Ciao Fraleo, a me non ha proprio convinto tutta la scena: perché arriva lì tutta quella gente dal nulla, proprio da un momento all’altro? Hanno messo dei cartelloni in giro?
E poi se si stava convincendo a non ucciderlo, non capisco perché andare proprio da lui con la pistola carica. Insomma, è tutto molto raffazzonato, purtroppo.
concordo.. Molto (ma moolto) più ridicolo il cambio repentino di rick.
I fatti di questa prima parte di stagione sono stati:
Rick dice:ehi, arrendiamoci e comportiamoci bene se no succede un casino.
Gli altri 1 a 1 sempre in autonomia con piani ridicoli fanno l’esatto contrario.
Dopo vari tentativi falliti riescono a far succedere un puttanaio e Rick al posto di dire ve l’avevo detto cambia idea..si come no..
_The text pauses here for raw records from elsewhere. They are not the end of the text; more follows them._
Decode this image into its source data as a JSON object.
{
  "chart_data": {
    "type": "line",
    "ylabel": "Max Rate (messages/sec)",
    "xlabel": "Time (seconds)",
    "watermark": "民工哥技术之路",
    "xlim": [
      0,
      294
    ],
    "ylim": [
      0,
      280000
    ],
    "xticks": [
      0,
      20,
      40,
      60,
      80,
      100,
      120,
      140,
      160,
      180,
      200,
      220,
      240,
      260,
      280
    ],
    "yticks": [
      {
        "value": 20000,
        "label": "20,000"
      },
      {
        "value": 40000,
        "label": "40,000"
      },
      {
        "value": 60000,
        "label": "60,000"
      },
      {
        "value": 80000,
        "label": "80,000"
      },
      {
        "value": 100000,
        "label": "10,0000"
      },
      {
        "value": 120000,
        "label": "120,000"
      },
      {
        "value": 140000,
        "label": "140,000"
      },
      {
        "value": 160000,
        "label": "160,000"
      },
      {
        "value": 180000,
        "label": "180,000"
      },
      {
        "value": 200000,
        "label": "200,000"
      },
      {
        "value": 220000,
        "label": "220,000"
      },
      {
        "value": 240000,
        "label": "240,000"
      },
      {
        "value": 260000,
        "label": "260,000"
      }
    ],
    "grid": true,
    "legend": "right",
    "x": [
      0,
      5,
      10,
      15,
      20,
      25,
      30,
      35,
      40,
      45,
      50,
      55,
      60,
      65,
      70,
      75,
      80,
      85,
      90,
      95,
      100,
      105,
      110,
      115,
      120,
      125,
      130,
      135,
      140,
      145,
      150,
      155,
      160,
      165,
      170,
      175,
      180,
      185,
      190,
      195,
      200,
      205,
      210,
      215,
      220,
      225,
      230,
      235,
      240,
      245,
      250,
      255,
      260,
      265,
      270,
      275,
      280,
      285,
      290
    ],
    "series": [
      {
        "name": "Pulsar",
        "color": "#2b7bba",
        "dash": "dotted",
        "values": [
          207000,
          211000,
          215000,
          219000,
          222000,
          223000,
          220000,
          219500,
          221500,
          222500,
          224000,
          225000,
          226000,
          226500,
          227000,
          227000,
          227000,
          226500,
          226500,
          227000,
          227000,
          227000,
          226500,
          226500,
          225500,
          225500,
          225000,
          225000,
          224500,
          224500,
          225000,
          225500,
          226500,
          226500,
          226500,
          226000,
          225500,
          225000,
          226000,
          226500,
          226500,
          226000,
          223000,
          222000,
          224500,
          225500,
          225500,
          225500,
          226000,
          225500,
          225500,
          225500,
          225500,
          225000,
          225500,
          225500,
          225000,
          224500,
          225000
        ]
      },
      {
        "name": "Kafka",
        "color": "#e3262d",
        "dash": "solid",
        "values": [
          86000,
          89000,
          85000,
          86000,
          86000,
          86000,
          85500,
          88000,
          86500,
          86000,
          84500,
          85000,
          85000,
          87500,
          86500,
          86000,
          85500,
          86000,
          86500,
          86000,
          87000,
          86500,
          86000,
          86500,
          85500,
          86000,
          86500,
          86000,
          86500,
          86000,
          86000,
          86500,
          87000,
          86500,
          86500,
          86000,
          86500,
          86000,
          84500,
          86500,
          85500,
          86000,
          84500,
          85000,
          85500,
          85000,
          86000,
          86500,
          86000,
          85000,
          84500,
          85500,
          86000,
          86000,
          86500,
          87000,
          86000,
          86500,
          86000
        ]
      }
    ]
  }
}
Certo, sono assolutamente d’accordo con la tua analisi, soprattutto sul fatto che non potessero essere tutti lì. Dico solo che, in mezzo a tutto il resto, la scelta di far sparare Rosita di impulso dopo la morte di due personaggi, ancora potrebbe starci. Il discorso con Padre Gabriel è messo là apposta per questo, per farci credere che non lo farà (ovviamente non ci sono riusciti, era prevedibile quanto la morte di Spencer). Ma insomma una logica di fondo secondo me c’è, perlomeno più che per molte altre scelte.
Nonostante i molti difetti, sono stato sempre un sostenitore di questa serie, fino alla scorsa stagione almeno.
Ma questa settima stagione sta convincendo anche a me ad abbandonare, siamo a livelli ridicoli di telenovela di basso livello. Non c’è puntata che riesca a concludere senza skippare interi discorsi inutili tra personaggi inutili. E la successione degli eventi è semplicemente senza senso. Non tanto senso logico, che secondo me non è richiesto da una serie fumettistica, ma dal punto di vista artistico.
Stagione irritante e quasi inguardabile.
Battito forte e vigoroso insomma: secondo gli articoli che girano, questa stagione ha visto un netto calo degli ascolti; rispetto al panorama televisivo americano rimane sempre al top, ma rispetto ai suoi standard invece ha perso parecchio.
Personalmente l’unica cosa che ho veramente apprezzato di tutta la puntata, è stato il discorso/monologo di Padre Gabriel a Rosita. L’attore ci si è messo veramente d’impegno e si è visto.